I read an article about China's HSR that stated that a line with a top speed of 350km/h was 90% more expensive to build than a line built for 250km/h. The trains don't spend much time at top speed during short journeys either. https://www.economist.com/china/2017/01/13/china-has-built-the-worlds-largest-bullet-train-network

A cubic meter of air weighs 1kg according to a Big, Bigger, Biggest episode about France's TGV. Japan's new Maglev is significantly smaller than the Shinkansen and the tunnels it runs through are 20% bigger since standard HSR already has problems with tunnel boom that can be mitigated at the tunnel entrance and exit. I also wonder how trains traveling in opposite directions will handle passing each other at 1000km/h given China is already working on next gen trains with that speed as a goal.

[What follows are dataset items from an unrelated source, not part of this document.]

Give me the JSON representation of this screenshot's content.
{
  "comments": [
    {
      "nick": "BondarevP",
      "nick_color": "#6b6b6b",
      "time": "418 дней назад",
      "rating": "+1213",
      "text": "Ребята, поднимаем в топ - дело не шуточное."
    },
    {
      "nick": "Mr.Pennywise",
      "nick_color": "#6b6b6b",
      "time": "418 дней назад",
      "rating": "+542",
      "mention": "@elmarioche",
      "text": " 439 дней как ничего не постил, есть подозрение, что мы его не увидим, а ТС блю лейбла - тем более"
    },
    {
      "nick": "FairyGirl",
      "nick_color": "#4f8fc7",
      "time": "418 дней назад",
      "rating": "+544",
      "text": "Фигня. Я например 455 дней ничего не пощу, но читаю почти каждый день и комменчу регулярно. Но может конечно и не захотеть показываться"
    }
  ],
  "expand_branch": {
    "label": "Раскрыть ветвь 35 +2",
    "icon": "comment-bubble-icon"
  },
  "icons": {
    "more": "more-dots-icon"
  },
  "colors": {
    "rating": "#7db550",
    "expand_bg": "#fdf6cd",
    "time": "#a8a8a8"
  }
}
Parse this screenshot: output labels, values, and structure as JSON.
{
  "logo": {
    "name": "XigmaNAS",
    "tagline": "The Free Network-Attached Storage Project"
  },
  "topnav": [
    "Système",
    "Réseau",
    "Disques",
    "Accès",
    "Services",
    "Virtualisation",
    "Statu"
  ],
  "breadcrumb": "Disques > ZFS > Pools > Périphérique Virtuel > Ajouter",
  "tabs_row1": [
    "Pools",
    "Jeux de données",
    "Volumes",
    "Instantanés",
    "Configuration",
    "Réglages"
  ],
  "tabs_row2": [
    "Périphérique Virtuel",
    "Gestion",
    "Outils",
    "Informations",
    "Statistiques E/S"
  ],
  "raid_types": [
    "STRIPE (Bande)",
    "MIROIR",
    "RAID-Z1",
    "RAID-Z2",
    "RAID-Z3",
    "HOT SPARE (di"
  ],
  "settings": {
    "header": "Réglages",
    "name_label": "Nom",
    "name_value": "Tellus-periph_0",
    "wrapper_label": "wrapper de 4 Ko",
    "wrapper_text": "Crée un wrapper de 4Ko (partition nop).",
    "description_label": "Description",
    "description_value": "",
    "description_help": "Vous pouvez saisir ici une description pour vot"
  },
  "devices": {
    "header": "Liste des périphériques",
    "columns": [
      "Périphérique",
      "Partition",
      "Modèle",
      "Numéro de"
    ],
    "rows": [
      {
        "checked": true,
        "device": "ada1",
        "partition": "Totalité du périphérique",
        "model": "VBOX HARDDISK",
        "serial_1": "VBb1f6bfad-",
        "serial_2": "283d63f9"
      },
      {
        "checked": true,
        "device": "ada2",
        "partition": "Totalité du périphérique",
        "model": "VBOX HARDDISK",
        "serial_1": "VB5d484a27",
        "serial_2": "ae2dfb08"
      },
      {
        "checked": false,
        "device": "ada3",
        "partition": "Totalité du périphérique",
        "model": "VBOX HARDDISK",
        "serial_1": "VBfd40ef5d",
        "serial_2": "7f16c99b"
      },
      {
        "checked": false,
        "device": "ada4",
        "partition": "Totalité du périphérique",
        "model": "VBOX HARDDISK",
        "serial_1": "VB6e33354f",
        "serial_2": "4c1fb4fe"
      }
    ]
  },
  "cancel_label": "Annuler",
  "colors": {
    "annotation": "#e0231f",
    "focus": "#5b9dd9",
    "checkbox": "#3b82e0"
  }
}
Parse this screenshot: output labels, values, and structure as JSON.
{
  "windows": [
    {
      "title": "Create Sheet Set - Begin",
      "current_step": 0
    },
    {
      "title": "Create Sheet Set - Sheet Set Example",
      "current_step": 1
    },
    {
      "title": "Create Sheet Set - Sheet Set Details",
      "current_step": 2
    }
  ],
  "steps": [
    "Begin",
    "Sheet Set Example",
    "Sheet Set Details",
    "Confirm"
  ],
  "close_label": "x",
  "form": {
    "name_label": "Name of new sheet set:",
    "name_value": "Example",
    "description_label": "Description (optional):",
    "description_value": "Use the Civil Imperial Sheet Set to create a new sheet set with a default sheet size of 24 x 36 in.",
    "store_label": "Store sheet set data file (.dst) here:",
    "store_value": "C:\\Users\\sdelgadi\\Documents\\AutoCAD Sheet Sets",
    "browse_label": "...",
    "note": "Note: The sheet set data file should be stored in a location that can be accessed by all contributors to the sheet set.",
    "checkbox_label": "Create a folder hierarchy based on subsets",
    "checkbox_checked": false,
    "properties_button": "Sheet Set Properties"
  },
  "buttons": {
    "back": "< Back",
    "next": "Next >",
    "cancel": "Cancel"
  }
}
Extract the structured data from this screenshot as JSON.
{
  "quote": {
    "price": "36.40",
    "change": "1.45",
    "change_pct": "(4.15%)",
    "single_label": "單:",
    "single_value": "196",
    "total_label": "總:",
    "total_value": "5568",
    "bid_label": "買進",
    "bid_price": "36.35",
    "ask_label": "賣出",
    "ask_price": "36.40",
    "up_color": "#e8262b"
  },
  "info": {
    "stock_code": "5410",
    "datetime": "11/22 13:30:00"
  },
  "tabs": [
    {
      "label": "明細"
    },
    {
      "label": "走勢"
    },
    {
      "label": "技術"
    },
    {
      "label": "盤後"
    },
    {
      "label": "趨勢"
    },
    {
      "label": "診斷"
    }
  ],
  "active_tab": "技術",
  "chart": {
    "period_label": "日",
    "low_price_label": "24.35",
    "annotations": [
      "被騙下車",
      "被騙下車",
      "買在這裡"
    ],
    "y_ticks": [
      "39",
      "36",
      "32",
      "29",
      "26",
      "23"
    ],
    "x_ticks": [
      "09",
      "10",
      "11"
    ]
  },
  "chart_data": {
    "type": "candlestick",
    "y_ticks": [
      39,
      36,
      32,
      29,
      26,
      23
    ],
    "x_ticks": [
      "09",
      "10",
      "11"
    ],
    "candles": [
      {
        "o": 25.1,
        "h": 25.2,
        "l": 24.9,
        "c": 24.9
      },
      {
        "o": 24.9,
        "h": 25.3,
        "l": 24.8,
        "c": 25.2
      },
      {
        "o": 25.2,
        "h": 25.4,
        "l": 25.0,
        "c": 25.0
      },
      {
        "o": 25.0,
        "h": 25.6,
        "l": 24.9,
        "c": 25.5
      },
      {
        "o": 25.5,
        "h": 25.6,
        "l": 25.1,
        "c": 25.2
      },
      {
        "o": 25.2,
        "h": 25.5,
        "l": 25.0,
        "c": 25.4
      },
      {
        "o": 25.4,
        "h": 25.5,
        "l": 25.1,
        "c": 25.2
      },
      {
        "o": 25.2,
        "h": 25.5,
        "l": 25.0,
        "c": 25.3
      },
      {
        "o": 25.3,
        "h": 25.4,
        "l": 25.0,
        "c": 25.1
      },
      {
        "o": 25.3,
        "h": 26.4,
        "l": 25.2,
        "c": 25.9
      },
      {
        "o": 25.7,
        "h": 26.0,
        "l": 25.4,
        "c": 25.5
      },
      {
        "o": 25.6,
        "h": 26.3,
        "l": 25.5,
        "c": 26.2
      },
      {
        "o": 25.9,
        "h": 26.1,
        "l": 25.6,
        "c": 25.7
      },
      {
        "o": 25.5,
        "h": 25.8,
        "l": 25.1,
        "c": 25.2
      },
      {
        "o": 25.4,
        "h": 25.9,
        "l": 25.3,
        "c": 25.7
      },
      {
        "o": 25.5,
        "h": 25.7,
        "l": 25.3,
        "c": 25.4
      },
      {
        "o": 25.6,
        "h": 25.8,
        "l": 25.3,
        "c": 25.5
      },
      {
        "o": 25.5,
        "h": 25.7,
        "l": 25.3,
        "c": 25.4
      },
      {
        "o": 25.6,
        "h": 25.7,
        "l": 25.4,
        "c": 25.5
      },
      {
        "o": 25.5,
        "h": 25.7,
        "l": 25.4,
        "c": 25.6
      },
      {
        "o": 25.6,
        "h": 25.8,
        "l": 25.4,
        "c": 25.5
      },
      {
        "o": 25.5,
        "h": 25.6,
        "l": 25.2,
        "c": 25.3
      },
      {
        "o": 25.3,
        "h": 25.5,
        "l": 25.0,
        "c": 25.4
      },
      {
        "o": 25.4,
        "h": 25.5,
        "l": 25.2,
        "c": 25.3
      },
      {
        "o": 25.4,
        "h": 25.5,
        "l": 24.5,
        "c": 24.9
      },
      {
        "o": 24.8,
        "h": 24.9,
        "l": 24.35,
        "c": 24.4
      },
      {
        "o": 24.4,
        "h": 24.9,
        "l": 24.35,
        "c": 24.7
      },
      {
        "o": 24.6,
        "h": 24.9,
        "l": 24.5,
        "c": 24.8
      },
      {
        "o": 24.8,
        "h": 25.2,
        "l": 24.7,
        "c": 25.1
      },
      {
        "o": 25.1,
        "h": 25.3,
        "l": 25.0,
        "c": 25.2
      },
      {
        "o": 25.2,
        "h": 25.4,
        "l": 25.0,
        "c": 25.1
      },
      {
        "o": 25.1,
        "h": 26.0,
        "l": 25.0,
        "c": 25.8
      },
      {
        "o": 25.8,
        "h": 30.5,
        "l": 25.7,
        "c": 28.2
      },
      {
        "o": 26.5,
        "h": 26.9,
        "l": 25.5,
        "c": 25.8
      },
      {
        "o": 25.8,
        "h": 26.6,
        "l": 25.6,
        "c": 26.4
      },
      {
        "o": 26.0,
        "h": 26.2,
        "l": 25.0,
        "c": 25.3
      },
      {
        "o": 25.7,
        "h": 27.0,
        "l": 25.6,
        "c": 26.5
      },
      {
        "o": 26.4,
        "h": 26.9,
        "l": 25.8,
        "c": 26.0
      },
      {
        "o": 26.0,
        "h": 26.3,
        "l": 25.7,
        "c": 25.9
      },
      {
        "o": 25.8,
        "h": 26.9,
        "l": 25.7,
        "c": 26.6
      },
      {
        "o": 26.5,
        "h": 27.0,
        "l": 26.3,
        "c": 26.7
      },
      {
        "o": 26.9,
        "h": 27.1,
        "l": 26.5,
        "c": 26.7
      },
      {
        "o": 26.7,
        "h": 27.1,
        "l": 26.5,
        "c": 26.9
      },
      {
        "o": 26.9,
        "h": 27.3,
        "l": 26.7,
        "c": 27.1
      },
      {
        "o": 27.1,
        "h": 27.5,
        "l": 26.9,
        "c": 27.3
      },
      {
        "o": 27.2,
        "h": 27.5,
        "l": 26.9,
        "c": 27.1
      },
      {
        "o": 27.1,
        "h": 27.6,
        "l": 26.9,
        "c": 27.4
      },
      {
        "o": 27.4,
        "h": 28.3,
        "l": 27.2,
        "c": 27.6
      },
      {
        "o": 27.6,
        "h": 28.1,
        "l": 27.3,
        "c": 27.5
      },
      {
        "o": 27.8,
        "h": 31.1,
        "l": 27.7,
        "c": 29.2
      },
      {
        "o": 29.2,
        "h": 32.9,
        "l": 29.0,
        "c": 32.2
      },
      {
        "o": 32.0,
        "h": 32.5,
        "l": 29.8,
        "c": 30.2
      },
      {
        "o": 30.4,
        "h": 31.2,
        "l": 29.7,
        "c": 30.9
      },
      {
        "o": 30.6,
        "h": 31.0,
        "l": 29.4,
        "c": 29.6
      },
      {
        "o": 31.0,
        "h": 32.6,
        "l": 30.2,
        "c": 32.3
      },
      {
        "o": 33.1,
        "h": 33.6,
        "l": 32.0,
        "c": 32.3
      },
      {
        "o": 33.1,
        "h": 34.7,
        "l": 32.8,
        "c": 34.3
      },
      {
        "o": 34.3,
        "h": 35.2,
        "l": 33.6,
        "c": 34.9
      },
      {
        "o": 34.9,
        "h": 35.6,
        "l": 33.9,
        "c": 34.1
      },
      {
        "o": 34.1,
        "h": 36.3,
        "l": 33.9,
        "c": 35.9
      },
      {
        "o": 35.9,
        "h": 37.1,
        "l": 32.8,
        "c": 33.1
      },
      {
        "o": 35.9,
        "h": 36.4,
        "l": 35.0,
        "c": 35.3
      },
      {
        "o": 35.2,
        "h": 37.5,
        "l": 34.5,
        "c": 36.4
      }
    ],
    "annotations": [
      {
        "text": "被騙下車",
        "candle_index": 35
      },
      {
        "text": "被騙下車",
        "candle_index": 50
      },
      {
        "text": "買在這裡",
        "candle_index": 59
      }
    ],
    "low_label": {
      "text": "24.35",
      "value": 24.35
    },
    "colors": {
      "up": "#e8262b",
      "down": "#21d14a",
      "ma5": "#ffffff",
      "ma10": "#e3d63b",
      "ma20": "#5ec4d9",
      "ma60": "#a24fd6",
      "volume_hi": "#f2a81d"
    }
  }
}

[–] CanadaPlus@lemmy.sdf.org 1 points 23 hours ago

Yeah, journey length is a huge factor. Over, like, a block or two walking is as dominant as a million years ago. Over continental distances airplanes are the thing to beat. Ordinary rail is promising, and vactrain concepts seem like the best very-long-term option. I did some napkin math that shows for an antipodal trip, even orbital travel can be energy-competitive, given one of a couple improvements beyond existing rocketry.

I also wonder how trains traveling in opposite directions will handle passing each other at 1000km/h given China is already working on next gen trains with that speed as a goal.

You have to adjust for Chinese truth in advertising a bit, so we might not find out, although apparently their rail infrastructure is a notable bright spot. You have to think the shockwaves would be loud, and potentially damaging to the trains, and the solution would be preventing them from ever passing close by, either with barriers and a wider allowance or careful scheduling.